A young Indian biologist, Dr. Aparajita Datta was honoured with the Whitley award, also known as Green Oscar, in London on 2 May 2013. Aparajita Datta, the Indian wildlife biologist was conferred with the award by Princess Anne, daughter of Queen Elizabeth, at the Royal Geographical Society in London for her efforts in order to save the endangered hornbills in Eastern Himalayas.

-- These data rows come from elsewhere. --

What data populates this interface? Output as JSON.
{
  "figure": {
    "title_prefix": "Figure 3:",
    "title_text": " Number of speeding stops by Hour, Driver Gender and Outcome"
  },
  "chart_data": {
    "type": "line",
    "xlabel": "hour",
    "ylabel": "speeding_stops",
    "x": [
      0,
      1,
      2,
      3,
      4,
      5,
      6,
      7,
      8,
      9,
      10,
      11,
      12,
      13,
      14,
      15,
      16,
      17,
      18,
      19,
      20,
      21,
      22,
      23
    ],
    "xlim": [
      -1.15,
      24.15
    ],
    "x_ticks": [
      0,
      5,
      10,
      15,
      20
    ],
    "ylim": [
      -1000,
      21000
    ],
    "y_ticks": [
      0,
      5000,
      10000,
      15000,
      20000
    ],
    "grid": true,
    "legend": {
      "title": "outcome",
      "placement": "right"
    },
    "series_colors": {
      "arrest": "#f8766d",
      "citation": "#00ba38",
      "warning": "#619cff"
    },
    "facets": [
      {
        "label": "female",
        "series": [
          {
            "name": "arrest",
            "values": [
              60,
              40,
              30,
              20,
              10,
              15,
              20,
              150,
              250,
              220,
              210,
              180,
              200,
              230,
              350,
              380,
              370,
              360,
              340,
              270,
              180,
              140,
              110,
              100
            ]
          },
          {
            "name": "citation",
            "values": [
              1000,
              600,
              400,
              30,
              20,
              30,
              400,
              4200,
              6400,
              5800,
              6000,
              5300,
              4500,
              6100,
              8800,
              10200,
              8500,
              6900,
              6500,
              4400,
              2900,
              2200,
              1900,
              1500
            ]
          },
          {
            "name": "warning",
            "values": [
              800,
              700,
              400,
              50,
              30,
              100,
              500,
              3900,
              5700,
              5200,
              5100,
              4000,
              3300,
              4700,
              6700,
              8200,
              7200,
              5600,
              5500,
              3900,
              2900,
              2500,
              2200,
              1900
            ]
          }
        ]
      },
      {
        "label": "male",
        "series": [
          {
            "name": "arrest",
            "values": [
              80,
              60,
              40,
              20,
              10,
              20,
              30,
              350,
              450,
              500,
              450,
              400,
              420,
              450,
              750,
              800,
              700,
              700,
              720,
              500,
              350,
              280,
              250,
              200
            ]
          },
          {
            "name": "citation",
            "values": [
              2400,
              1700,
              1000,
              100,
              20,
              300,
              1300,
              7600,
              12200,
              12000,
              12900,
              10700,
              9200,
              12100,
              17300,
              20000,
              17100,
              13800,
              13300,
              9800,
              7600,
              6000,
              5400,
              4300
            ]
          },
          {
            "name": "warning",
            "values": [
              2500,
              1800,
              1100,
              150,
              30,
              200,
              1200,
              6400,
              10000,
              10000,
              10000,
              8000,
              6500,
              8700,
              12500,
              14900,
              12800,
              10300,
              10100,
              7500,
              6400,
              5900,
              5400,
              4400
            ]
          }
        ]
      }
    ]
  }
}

Aparajita Datta is the head of the program for conservation of the hornbills in dense tropical forests of Arunachal Pradesh, at Nature Conservation Foundation. The tropical forests of Arunachal Pradesh are an abode to five hornbill species. Hornbills are the brightly coloured and curved-beak birds which are catalyst of seed dispersal; these birds remain endangered for the beats as well as feathers by a tribal group, known as Lisu.
Aparajita Datta set up the community-based conservation program along with tribal hunters in order to protect hornbills. The focus of the program was to bring down the poaching activities.
Schools were started by her and the team in order to build the river embankments for checking soil erosion. The team of Aparajita Datta also focused on marketing the handicrafts of Lisu as well as development of the nature tourism, which would in turn facilitate Lisu with better financial gains than poaching.
The Whitley awards are given every year in order to honour exceptional individuals for the efforts in conservation of nature in the developing countries. Aparajit Datta won the award along with eighth other conservationists who belonged to different countries. They shared the prize money worth 295000 pounds.